The research and argument proposed in this fine article reaffirms the fear even northern whites possessed over arming former slaves. Slavery was an institution engrained into colonial American society. It would take another eighty plus years, industrial growth, demographic shifts, political maturation, and over 700,000 lives to end slavery. Not until July 26, 1948 did President Truman issue Executive Order No. 9981, Desegregating the Military. This is when the vision reflected by the Rhode Island Legislature in 1778 become the policy of the US government. One should note this was not a legislative initiative, but an executive order.
Cameron, very well done. This would also make a great session at History Camp Boston this year on July 7. More here: HistoryCamp.org/boston.
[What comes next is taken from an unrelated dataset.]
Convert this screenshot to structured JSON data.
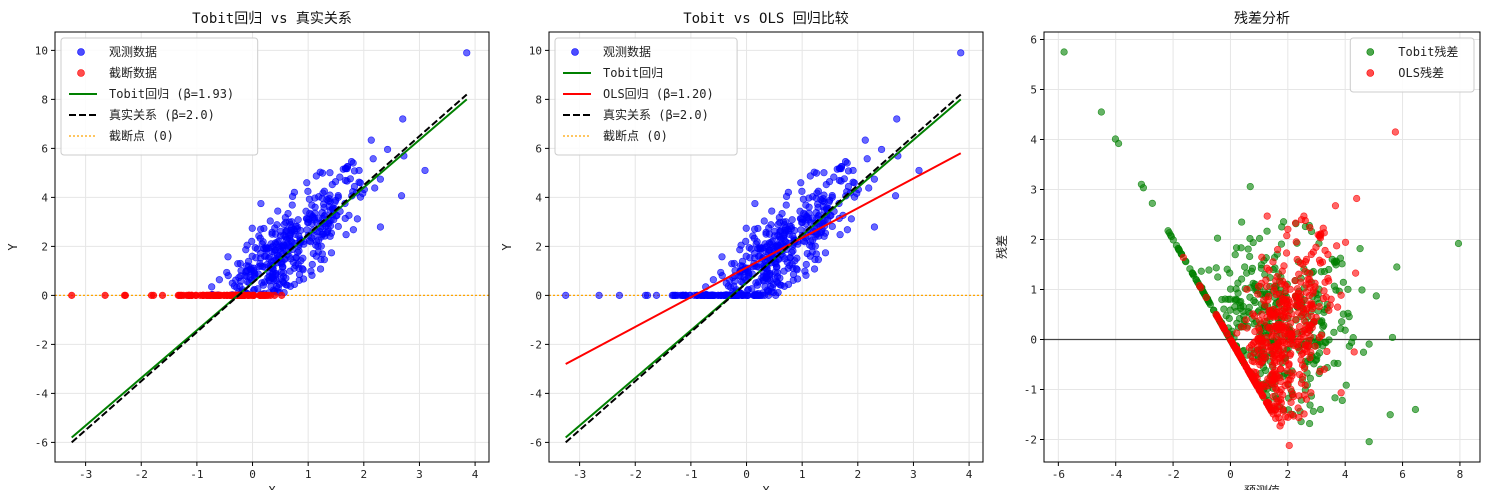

The “Black Regiment” experiment was largely a failure. The most authoritative work on this subject by far is Daniel M. Popek’s They “. . . fought bravely, but were unfortunate:” The True Story of Rhode Island’s “Black Regiment” and the Failure of Segregation in Rhode Island’s Continental Line, 1777-1783 (2015, AuthorHouse/Self-Published, $43.95) which Cameron didn’t even bother to cite, and JAR hasn’t mentioned in any of their online or print publications. In Popek’s work, a reader will learn about the several permanent deserters inscribed on the 2005 “Black Regiment” Monument in Portsmouth, Rhode Island, and the several Rhode Island Continental soldiers that are known to be buried in unmarked graves in places like Philadelphia, Red Bank, NJ, Monmouth, NJ, etc. Mr. Popek showed that over 40 percent of Rhode Island’s soldiers of color died by the end of the Revolutionary War, mostly from sickness. Mr. Popek’s book also includes Rhode Island’s July 1780 “Six Months Continental Battalion enlistees,” several of whom were recruited into the 1781 to 1783 Rhode Island Regiment (Continental). If you want the real story, check out Mr. Popek’s book.